Setapak Langkah – 03 Juni 2026 | Menteri Pekerjaan Umum Dody Hanggodo menegaskan bahwa upaya pembangunan infrastruktur di Indonesia tetap berjalan lancar meski situasi geopolitik global sedang tidak menentu. Ia menyatakan bahwa faktor eksternal seperti konflik internasional dan persaingan ekonomi besar tidak menghambat realisasi proyek‑proyek strategis di tanah air.
Beberapa langkah konkret yang diambil untuk mengantisipasi potensi gangguan rantai pasok meliputi:
- Penguatan logistik domestik melalui pengembangan hub distribusi regional.
- Diversifikasi sumber bahan baku dan peralatan konstruksi.

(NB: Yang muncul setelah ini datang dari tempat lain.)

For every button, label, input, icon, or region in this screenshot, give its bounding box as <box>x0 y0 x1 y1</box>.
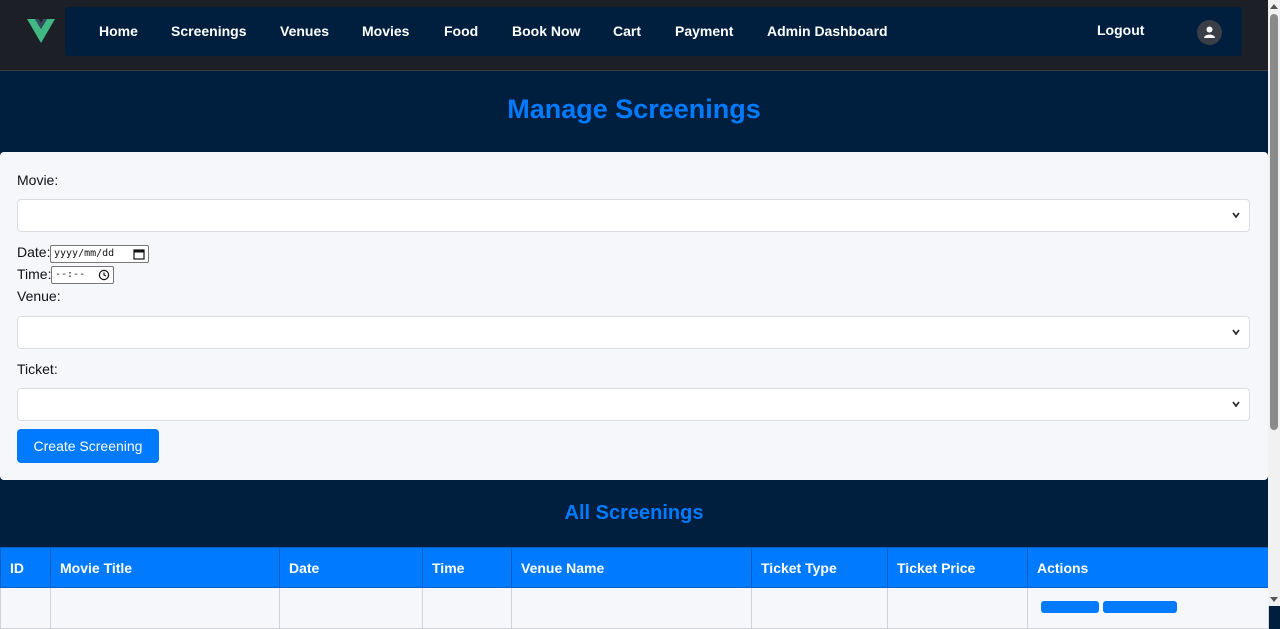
column-header-actions[interactable]: Actions <box>1027 547 1269 588</box>
user-avatar[interactable] <box>1197 20 1222 45</box>
table-cell <box>0 587 51 629</box>
time-input[interactable]: --:-- <box>51 266 114 284</box>
table-cell <box>422 587 512 629</box>
main-nav: Home Screenings Venues Movies Food Book … <box>65 7 1242 56</box>
column-header-ticket-type[interactable]: Ticket Type <box>751 547 888 588</box>
nav-movies[interactable]: Movies <box>362 7 409 56</box>
chevron-down-icon <box>1232 212 1240 219</box>
calendar-icon[interactable] <box>133 248 145 260</box>
nav-cart[interactable]: Cart <box>613 7 641 56</box>
scroll-up-arrow-icon[interactable] <box>1270 2 1278 12</box>
nav-admin-dashboard[interactable]: Admin Dashboard <box>767 7 888 56</box>
page-scrollbar[interactable] <box>1268 0 1280 606</box>
column-header-venue-name[interactable]: Venue Name <box>511 547 752 588</box>
table-cell <box>751 587 888 629</box>
top-bar: Home Screenings Venues Movies Food Book … <box>0 0 1268 71</box>
table-header-row: ID Movie Title Date Time Venue Name Tick… <box>0 547 1269 588</box>
table-cell <box>887 587 1028 629</box>
nav-screenings[interactable]: Screenings <box>171 7 246 56</box>
nav-payment[interactable]: Payment <box>675 7 733 56</box>
time-label: Time: <box>17 266 52 282</box>
create-screening-button[interactable]: Create Screening <box>17 429 159 463</box>
nav-home[interactable]: Home <box>99 7 138 56</box>
date-input[interactable]: yyyy/mm/dd <box>50 245 149 263</box>
movie-select[interactable] <box>17 199 1250 232</box>
table-cell <box>279 587 423 629</box>
row-action-button[interactable] <box>1041 601 1099 613</box>
user-icon <box>1204 26 1215 38</box>
date-placeholder: yyyy/mm/dd <box>54 248 115 259</box>
vue-logo-icon[interactable] <box>25 15 57 47</box>
column-header-ticket-price[interactable]: Ticket Price <box>887 547 1028 588</box>
nav-book-now[interactable]: Book Now <box>512 7 580 56</box>
nav-venues[interactable]: Venues <box>280 7 329 56</box>
page-title: Manage Screenings <box>507 94 761 124</box>
chevron-down-icon <box>1232 401 1240 408</box>
nav-food[interactable]: Food <box>444 7 478 56</box>
column-header-movie-title[interactable]: Movie Title <box>50 547 280 588</box>
scrollbar-thumb[interactable] <box>1270 14 1278 430</box>
time-placeholder: --:-- <box>55 269 86 280</box>
create-screening-form: Movie: Date: yyyy/mm/dd Time: --:-- Venu… <box>0 152 1268 480</box>
column-header-time[interactable]: Time <box>422 547 512 588</box>
date-label: Date: <box>17 244 51 260</box>
venue-label: Venue: <box>17 288 61 304</box>
table-cell <box>50 587 280 629</box>
clock-icon[interactable] <box>98 269 110 281</box>
table-cell <box>511 587 752 629</box>
column-header-date[interactable]: Date <box>279 547 423 588</box>
ticket-label: Ticket: <box>17 361 58 377</box>
chevron-down-icon <box>1232 329 1240 336</box>
row-action-button[interactable] <box>1103 601 1177 613</box>
movie-label: Movie: <box>17 172 59 188</box>
scroll-down-arrow-icon[interactable] <box>1270 594 1278 604</box>
venue-select[interactable] <box>17 316 1250 349</box>
all-screenings-title: All Screenings <box>564 502 704 524</box>
ticket-select[interactable] <box>17 388 1250 421</box>
screenings-table: ID Movie Title Date Time Venue Name Tick… <box>0 547 1269 629</box>
column-header-id[interactable]: ID <box>0 547 51 588</box>
logout-link[interactable]: Logout <box>1097 7 1144 56</box>
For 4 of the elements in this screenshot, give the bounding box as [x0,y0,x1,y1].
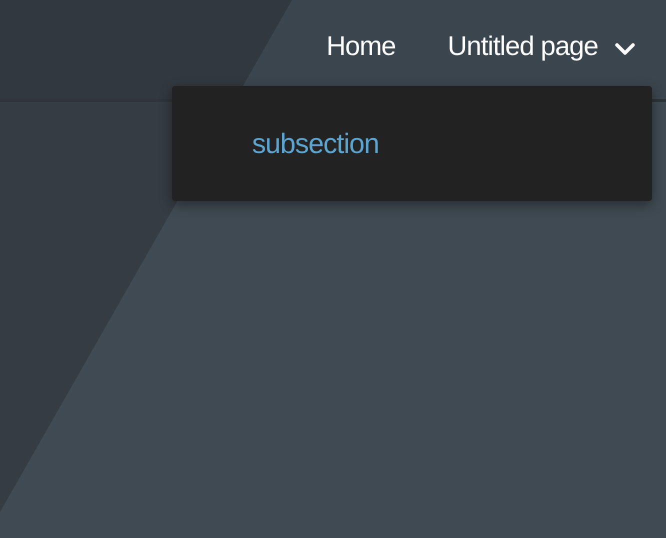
nav-dropdown[interactable]: Untitled page [448,26,636,67]
home-link[interactable]: Home [326,26,396,67]
menu-item[interactable]: subsection [252,122,652,164]
chevron-down-icon [614,42,636,56]
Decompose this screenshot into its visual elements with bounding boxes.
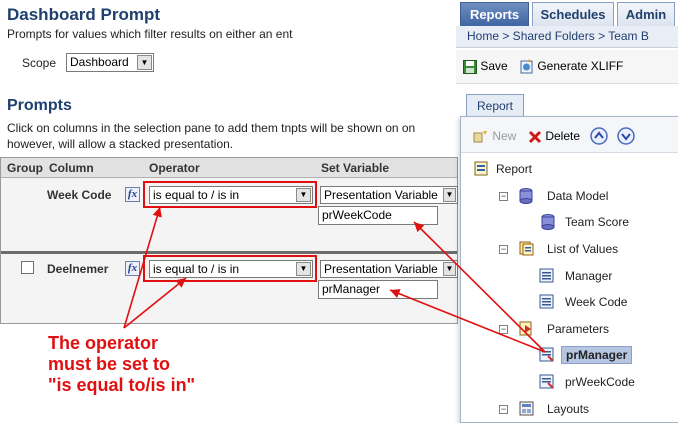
move-up-icon[interactable]: [590, 127, 608, 145]
variable-type-value: Presentation Variable: [324, 188, 438, 202]
formula-icon[interactable]: fx: [125, 187, 140, 202]
scope-label: Scope: [22, 56, 57, 70]
collapse-icon[interactable]: −: [499, 192, 508, 201]
parameter-item-icon: [539, 347, 554, 362]
tab-admin[interactable]: Admin: [617, 2, 675, 26]
tab-report[interactable]: Report: [466, 94, 524, 116]
header-set-variable: Set Variable: [321, 161, 390, 175]
new-label: New: [492, 129, 517, 143]
breadcrumb[interactable]: Home > Shared Folders > Team B: [456, 26, 678, 48]
prompts-title: Prompts: [7, 97, 72, 114]
new-button[interactable]: New: [473, 129, 516, 144]
tree-item-layouts[interactable]: Layouts: [547, 402, 589, 416]
top-tabs: Reports Schedules Admin: [456, 0, 678, 26]
prompts-description-line2: however, will allow a stacked presentati…: [7, 137, 234, 151]
grid-header: Group Column Operator Set Variable: [1, 158, 457, 178]
xliff-icon: [520, 59, 533, 74]
tab-schedules[interactable]: Schedules: [532, 2, 614, 26]
tab-reports[interactable]: Reports: [460, 2, 529, 26]
group-checkbox[interactable]: [21, 261, 34, 274]
parameters-icon: [519, 321, 532, 336]
operator-highlight-box: [143, 181, 317, 208]
save-label: Save: [480, 59, 508, 73]
generate-xliff-button[interactable]: Generate XLIFF: [520, 59, 623, 74]
annotation-line: must be set to: [48, 354, 171, 374]
tree-item-parameters[interactable]: Parameters: [547, 322, 609, 336]
database-icon: [519, 188, 533, 204]
move-down-icon[interactable]: [617, 127, 635, 145]
variable-type-select[interactable]: Presentation Variable ▼: [320, 260, 458, 278]
layouts-icon: [519, 401, 534, 416]
annotation-line: "is equal to/is in": [48, 375, 196, 395]
database-icon: [541, 214, 555, 230]
parameter-item-icon: [539, 374, 554, 389]
tree-item-list-of-values[interactable]: List of Values: [547, 242, 618, 256]
list-of-values-icon: [519, 241, 534, 256]
operator-annotation: The operator must be set to "is equal to…: [48, 333, 195, 396]
chevron-down-icon[interactable]: ▼: [443, 188, 456, 202]
header-operator: Operator: [149, 161, 200, 175]
tree-item-report[interactable]: Report: [496, 162, 532, 176]
row-column-name: Deelnemer: [47, 262, 109, 276]
lov-item-icon: [539, 268, 554, 283]
row-column-name: Week Code: [47, 188, 112, 202]
tree-item-week-code[interactable]: Week Code: [565, 295, 627, 309]
delete-label: Delete: [545, 129, 581, 143]
dashboard-prompt-title: Dashboard Prompt: [7, 5, 161, 24]
tree-item-manager[interactable]: Manager: [565, 269, 612, 283]
tree-toolbar: New Delete: [461, 117, 678, 153]
generate-xliff-label: Generate XLIFF: [537, 59, 624, 73]
tree-item-data-model[interactable]: Data Model: [547, 189, 608, 203]
annotation-line: The operator: [48, 333, 159, 353]
tree-item-team-score[interactable]: Team Score: [565, 215, 629, 229]
prompts-description-line1: Click on columns in the selection pane t…: [7, 121, 416, 135]
collapse-icon[interactable]: −: [499, 325, 508, 334]
header-group: Group: [7, 161, 43, 175]
tree-item-prmanager[interactable]: prManager: [561, 346, 633, 364]
header-column: Column: [49, 161, 94, 175]
chevron-down-icon[interactable]: ▼: [443, 262, 456, 276]
operator-highlight-box: [143, 255, 317, 282]
save-button[interactable]: Save: [463, 59, 508, 74]
new-icon: [473, 130, 487, 143]
variable-name-input[interactable]: prManager: [318, 280, 438, 299]
lov-item-icon: [539, 294, 554, 309]
collapse-icon[interactable]: −: [499, 405, 508, 414]
tree-item-prweekcode[interactable]: prWeekCode: [565, 375, 635, 389]
row-divider: [1, 251, 457, 254]
report-toolbar: Save Generate XLIFF: [456, 50, 678, 84]
scope-select[interactable]: Dashboard ▼: [66, 53, 154, 72]
delete-button[interactable]: Delete: [528, 129, 580, 144]
formula-icon[interactable]: fx: [125, 261, 140, 276]
variable-type-select[interactable]: Presentation Variable ▼: [320, 186, 458, 204]
scope-select-value: Dashboard: [70, 55, 129, 69]
variable-name-input[interactable]: prWeekCode: [318, 206, 438, 225]
save-icon: [463, 59, 477, 74]
variable-type-value: Presentation Variable: [324, 262, 438, 276]
report-tree-panel: New Delete Report − Data Model Team Scor…: [460, 116, 678, 423]
delete-icon: [528, 130, 542, 143]
collapse-icon[interactable]: −: [499, 245, 508, 254]
dashboard-prompt-description: Prompts for values which filter results …: [7, 27, 293, 41]
report-icon: [474, 161, 488, 176]
chevron-down-icon[interactable]: ▼: [137, 55, 152, 70]
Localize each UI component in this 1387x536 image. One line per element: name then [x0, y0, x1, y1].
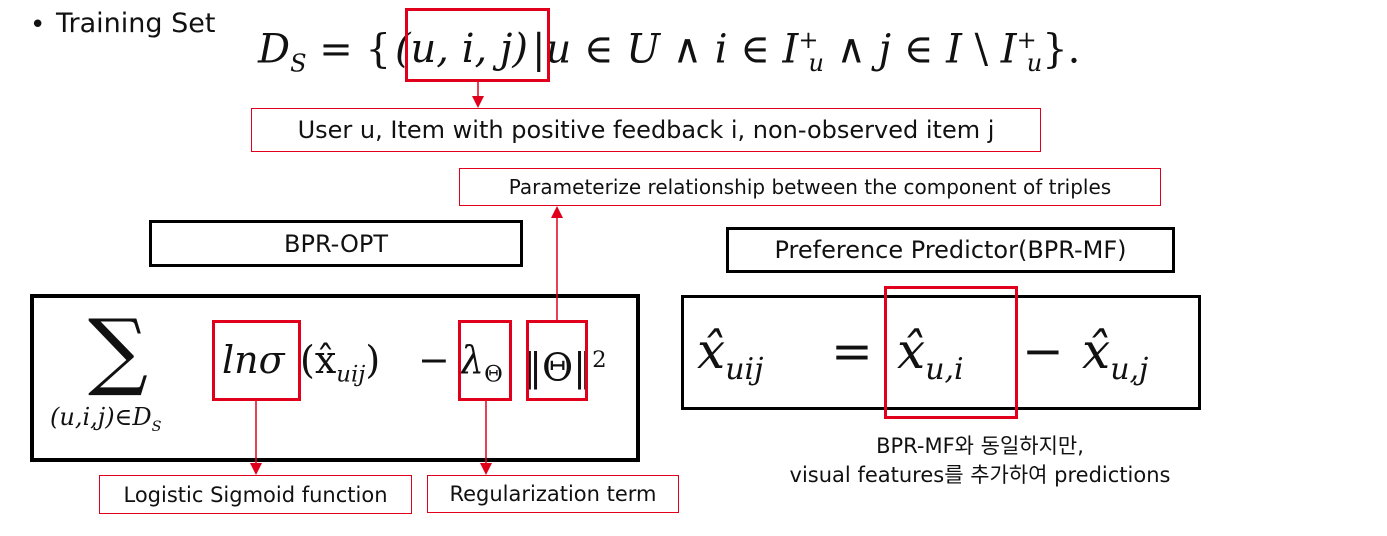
connector-arrows: [250, 82, 563, 475]
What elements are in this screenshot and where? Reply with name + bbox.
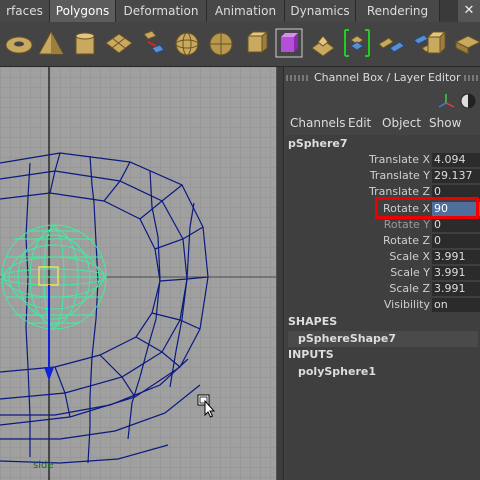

- Peningkatan kapasitas produksi dalam negeri untuk material utama seperti semen dan baja.
Dody menambahkan bahwa monitoring secara real‑time dilakukan untuk mengidentifikasi dini jika ada indikasi penurunan pasokan atau kenaikan biaya. Hingga kini, tidak ada penundaan signifikan pada jadwal penyelesaian proyek‑proyek utama.
Ia juga menekankan komitmen pemerintah untuk tetap menargetkan pertumbuhan infrastruktur tahunan di atas 7 persen, sejalan dengan agenda percepatan pembangunan yang terintegrasi dalam Rencana Pembangunan Jangka Menengah Nasional (RPJMN).